While more than 80,000 people have written to Interior Secretary Ken Salazar demanding he revoke the Bush rules, Gary Locke has only recently been confirmed as secretary of Commerce and has yet to take a position on the issue. Similarly, Dr. Jane Lubchenco, the new head of the National Ocean Atmospheric Administration, has failed to take a public position on rescinding the extinction rules. Please contact Secretary Locke and Dr. Lubchenco and urge them to immediately revoke the Bush extinction regulations.
The Endangered Species Act has served nature well for 35 years. And it's more important today than ever. Here's a link to a CBD web page where you can add your voice. Click here.
In the U.S., outgoing administrations participate in a time-honored tradition of last minute skulduggery that has ranged from taking the White House linen and gluing the computer keys to issuing executive pardons and orders or rulings of dubious merit - Democrats and Republicans alike have been guilty.
Questionable orders can be overturned under the Congressional Review Act. However, the effectiveness of the act is hampered by the requirement that the order or regulation being overturned must be done in its entirety - and many bad rulings are attached to a good one, thereby providing a protective shield.
Whether you are an advocate or critic of the past administration, it can be a fair statement that its record on the environment has not been stellar. A concerted effort was made to avoid recognizing scientific advice and reports as required for determining species status under the Endangered Species Act if doing so would mean recognizing the existence of global warming (I have noted this in previous postings). In its closing days, the current administration has been generating a series of executive orders and/or rulings that roll back many environmental safeguards. Here are a few:
- Federal agencies would no longer be required to have government scientists assess the impact on imperiled species before giving the go-ahead to logging, mining, drilling, or other development.
- The rule would also prohibit federal agencies from taking climate change into account when weighing the impact of projects that increase greenhouse emissions.
- Finalized a rule that allows the coal industry to dump waste from mountaintop mining into neighboring streams and valleys
- A rule relaxes air pollution standards near national parks, allowing coal plants to be built next to many of our most spectacular vistas - a rule established over the objections of 9 out of 10 EPA regional administrators.

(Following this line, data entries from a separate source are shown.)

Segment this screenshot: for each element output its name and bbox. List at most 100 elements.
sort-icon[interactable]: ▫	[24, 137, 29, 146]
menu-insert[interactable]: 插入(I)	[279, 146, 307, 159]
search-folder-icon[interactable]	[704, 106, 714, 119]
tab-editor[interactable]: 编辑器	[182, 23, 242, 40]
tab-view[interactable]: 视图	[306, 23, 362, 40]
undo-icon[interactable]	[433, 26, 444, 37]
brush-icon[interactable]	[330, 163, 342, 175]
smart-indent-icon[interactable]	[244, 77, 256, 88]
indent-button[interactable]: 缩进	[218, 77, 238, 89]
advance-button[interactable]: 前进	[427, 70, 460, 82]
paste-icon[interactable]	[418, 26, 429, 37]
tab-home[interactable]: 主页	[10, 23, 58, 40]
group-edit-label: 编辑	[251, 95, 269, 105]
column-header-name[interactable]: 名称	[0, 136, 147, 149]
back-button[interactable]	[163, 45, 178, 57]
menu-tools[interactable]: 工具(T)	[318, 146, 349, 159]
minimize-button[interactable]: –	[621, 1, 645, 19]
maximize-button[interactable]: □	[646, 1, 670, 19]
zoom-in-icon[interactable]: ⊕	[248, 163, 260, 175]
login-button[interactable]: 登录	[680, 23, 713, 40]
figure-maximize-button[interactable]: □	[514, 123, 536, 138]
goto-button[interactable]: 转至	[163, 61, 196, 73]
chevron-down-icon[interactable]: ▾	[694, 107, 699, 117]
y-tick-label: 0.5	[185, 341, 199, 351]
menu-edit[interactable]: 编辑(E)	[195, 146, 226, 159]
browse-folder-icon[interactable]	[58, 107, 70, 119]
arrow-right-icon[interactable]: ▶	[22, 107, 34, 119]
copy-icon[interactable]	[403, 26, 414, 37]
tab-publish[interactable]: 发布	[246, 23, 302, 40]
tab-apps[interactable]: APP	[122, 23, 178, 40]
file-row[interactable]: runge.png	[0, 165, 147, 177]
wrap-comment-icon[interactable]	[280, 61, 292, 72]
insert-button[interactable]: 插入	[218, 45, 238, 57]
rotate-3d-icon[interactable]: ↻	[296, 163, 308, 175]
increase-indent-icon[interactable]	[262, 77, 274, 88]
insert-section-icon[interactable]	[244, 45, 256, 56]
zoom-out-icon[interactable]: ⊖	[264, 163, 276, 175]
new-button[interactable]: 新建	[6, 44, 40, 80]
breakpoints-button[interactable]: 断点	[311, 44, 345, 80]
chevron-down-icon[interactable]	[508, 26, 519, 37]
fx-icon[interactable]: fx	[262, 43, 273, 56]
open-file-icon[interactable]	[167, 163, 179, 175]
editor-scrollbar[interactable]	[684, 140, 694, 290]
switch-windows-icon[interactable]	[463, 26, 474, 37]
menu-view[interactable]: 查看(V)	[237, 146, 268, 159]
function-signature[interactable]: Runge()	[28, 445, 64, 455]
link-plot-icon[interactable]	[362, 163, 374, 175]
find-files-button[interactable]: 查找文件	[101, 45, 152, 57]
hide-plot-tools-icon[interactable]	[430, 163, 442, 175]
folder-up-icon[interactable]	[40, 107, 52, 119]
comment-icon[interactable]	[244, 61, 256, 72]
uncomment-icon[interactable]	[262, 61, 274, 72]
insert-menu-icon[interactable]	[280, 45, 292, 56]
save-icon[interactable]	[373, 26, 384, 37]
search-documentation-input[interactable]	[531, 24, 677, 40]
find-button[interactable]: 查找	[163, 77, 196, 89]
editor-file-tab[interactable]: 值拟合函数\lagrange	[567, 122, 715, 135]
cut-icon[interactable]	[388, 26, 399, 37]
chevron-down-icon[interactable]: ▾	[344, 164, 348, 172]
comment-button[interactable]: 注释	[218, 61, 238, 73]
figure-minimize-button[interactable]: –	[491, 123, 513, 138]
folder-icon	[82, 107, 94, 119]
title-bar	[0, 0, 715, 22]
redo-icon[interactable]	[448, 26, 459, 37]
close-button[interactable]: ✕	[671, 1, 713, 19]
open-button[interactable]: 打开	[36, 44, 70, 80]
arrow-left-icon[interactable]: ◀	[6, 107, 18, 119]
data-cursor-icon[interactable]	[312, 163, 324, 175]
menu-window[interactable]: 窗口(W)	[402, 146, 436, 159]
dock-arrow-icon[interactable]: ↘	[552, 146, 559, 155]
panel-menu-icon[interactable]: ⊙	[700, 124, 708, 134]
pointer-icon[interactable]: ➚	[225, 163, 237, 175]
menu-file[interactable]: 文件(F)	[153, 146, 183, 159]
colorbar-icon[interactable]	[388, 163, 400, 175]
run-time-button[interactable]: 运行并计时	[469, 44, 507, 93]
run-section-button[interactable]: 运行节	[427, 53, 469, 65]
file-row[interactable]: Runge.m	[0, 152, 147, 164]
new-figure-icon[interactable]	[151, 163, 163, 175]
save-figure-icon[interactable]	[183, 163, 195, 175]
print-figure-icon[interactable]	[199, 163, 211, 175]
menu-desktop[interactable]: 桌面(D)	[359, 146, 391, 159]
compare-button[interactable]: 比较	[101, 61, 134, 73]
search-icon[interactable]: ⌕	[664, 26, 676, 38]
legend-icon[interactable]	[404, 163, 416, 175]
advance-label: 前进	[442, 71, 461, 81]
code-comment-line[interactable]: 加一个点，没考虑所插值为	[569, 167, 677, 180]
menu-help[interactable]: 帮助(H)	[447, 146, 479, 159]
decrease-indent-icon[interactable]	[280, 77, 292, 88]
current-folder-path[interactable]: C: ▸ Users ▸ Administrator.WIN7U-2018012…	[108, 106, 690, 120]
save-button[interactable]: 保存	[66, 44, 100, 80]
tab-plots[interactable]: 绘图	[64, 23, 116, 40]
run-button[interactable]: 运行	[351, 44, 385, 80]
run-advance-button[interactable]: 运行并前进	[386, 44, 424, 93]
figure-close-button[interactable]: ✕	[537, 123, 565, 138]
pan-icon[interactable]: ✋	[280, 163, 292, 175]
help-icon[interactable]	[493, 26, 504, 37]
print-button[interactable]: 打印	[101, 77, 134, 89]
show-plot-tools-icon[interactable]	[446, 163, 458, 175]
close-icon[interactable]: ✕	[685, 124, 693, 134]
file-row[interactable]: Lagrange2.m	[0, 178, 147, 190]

- Opening up 2 million acres of mountainous lands in Colorado, Utah, and Wyoming for mining oil shale, even though the technique consumes considerable water resources (and the administration has admitted it doesn't know if the technology is viable).
- A new regulation will allow animal waste from factory farms to seep, unmonitored, into our waterways. The regulation leaves it up to the farms themselves to decide whether their pollution is dangerous enough to require them to apply for a permit.
- A similar rule will exempt factory farms from reporting air pollution from animal waste.
- In the chemical industries, more than 100 major polluters have been exempted from monitoring their lead emissions and a rule is proposed to allow industry to treat 3 billion pounds of hazardous waste as "recycling" each year.
Now it's true that environmental safeguards have always been costly to big business and impose hardships on their established revenue models. But in light of an overwhelming and growing body of evidence, to ignore them or worse, circumvent them, is the epitome of shortsighted thinking, oriented towards only short-term goals - something that we as humans have been notorious at doing.
For the incoming administration, it will be difficult enough dealing with the challenges of climate change/global warming and developing an effective long-term energy policy. But it will also have to deal with the many environmental land mines the current administration has left in its path.